Cationic Group 4 Complexes (M = Ti, Zr, Hf): Modifications and Limitations in the Design of Tridentate Cp,O,P-Ligand Frameworks Built Directly in the Coordination Sphere of the Metal
Fischer M., Jaugstetter M., Schaper R., Schmidtmann M., Beckhaus R.
The reactions of monopentafulvene complexes Ti1, Zr1, and Hf1 with bidentate O,P-ligand precursors L1–L3 to form the corresponding cationic complexes employing an established three-step synthetic protocol [insertion, methylation, activation with B(C6F5)3] are investigated. Ligands L1–L3 are designed to have different sized spacers between the carbonyl and diphenylphosphine functional groups. The attempts to react Ti1, Zr1, and Hf1 with acetyldiphenylphosphine (L1) proved to yield undesired products at various steps in the synthetic sequence. When Ti1 is used, Ti2 is formed and diphenylphosphine is released at the same time. Compound Ti2, with the exocyclic double bond, is the formal product of insertion of the smallest ketene (H2C=C=O) into the Ti–Cexo bond. Starting with Zr1 results in isolation of the insertion product Zr2 without loss of diphenylphosphine, but a byproduct is formed during the reaction with L1. Subsequent methylation with methyllithium yields a complex reaction mixture.
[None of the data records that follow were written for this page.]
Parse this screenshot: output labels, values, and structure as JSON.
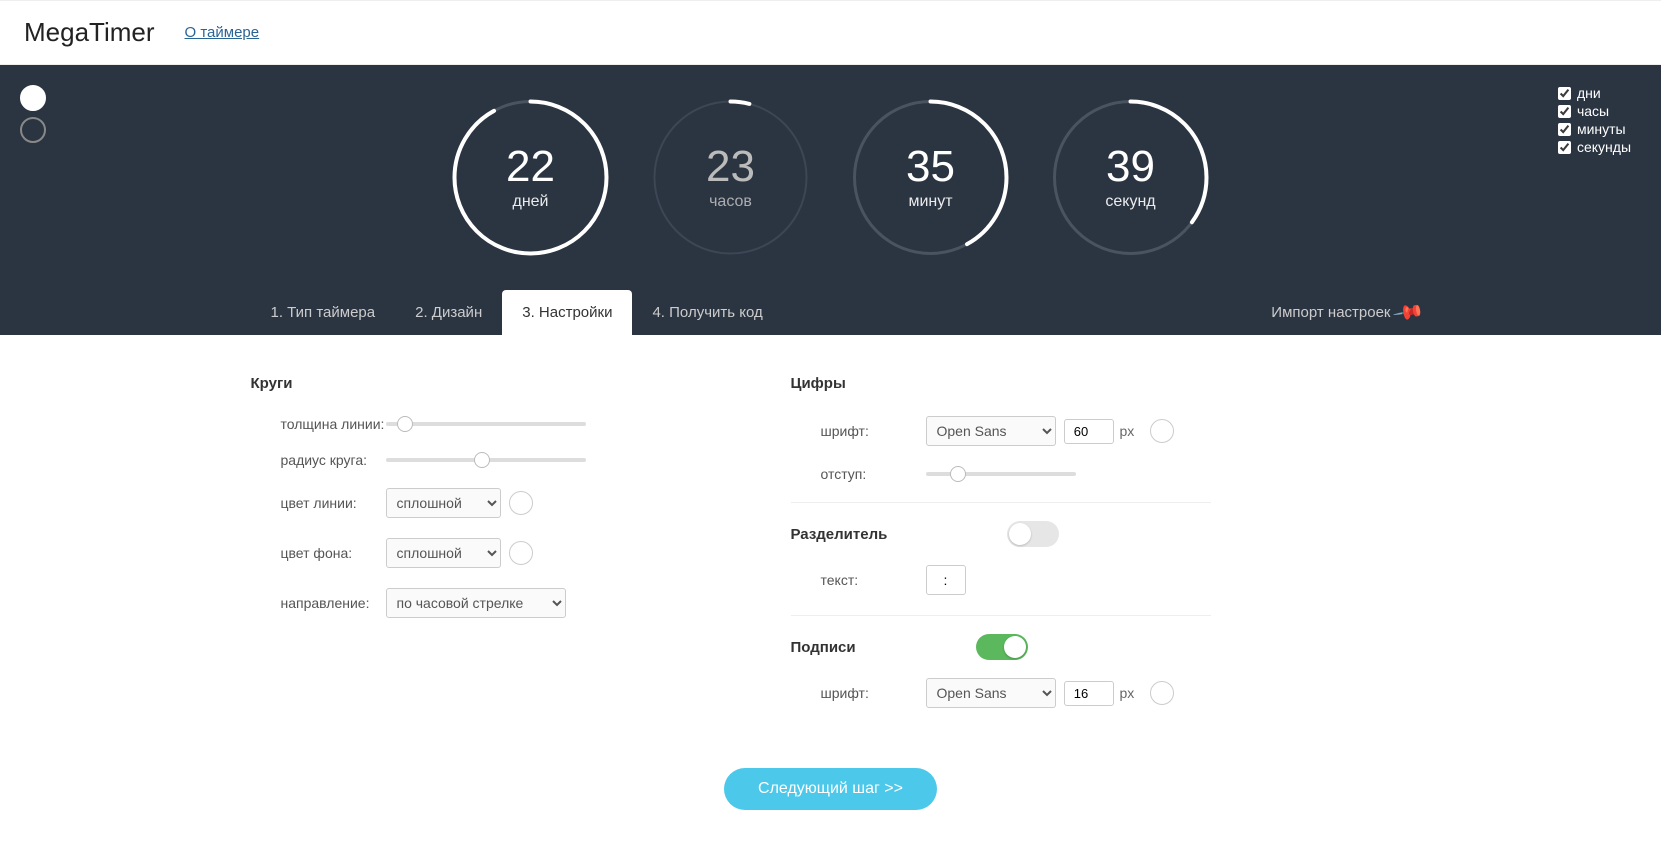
{
  "header": {
    "logo": "MegaTimer",
    "about": "О таймере"
  },
  "toggles": {
    "days": {
      "label": "дни",
      "checked": true
    },
    "hours": {
      "label": "часы",
      "checked": true
    },
    "minutes": {
      "label": "минуты",
      "checked": true
    },
    "seconds": {
      "label": "секунды",
      "checked": true
    }
  },
  "timer": {
    "days": {
      "value": "22",
      "label": "дней",
      "fraction": 0.92
    },
    "hours": {
      "value": "23",
      "label": "часов",
      "fraction": 0.04
    },
    "minutes": {
      "value": "35",
      "label": "минут",
      "fraction": 0.42
    },
    "seconds": {
      "value": "39",
      "label": "секунд",
      "fraction": 0.35
    }
  },
  "tabs": {
    "t1": "1. Тип таймера",
    "t2": "2. Дизайн",
    "t3": "3. Настройки",
    "t4": "4. Получить код",
    "import": "Импорт настроек"
  },
  "circles": {
    "title": "Круги",
    "lineWidthLabel": "толщина линии:",
    "radiusLabel": "радиус круга:",
    "lineColorLabel": "цвет линии:",
    "bgColorLabel": "цвет фона:",
    "directionLabel": "направление:",
    "solidOption": "сплошной",
    "directionOption": "по часовой стрелке"
  },
  "digits": {
    "title": "Цифры",
    "fontLabel": "шрифт:",
    "fontValue": "Open Sans",
    "fontSize": "60",
    "px": "px",
    "offsetLabel": "отступ:"
  },
  "separator": {
    "title": "Разделитель",
    "textLabel": "текст:",
    "textValue": ":",
    "enabled": false
  },
  "captions": {
    "title": "Подписи",
    "fontLabel": "шрифт:",
    "fontValue": "Open Sans",
    "fontSize": "16",
    "px": "px",
    "enabled": true
  },
  "footer": {
    "next": "Следующий шаг >>"
  }
}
Hf1 reacts cleanly with L1 to the insertion product Hf2. Also, the methylation reaction selectively yields Hf3 as the result of chloride/methyl exchange, but final activation with B(C6F5)3 causes decomposition and release of diphenylphosphine. The use of the ligand precursors L2 and L3 with two methylene groups or an aryl group as linkers between the functional groups selectively provides the desired cationic complexes Ti6, Zr6, Hf6, and Ti9 in good to excellent overall yields.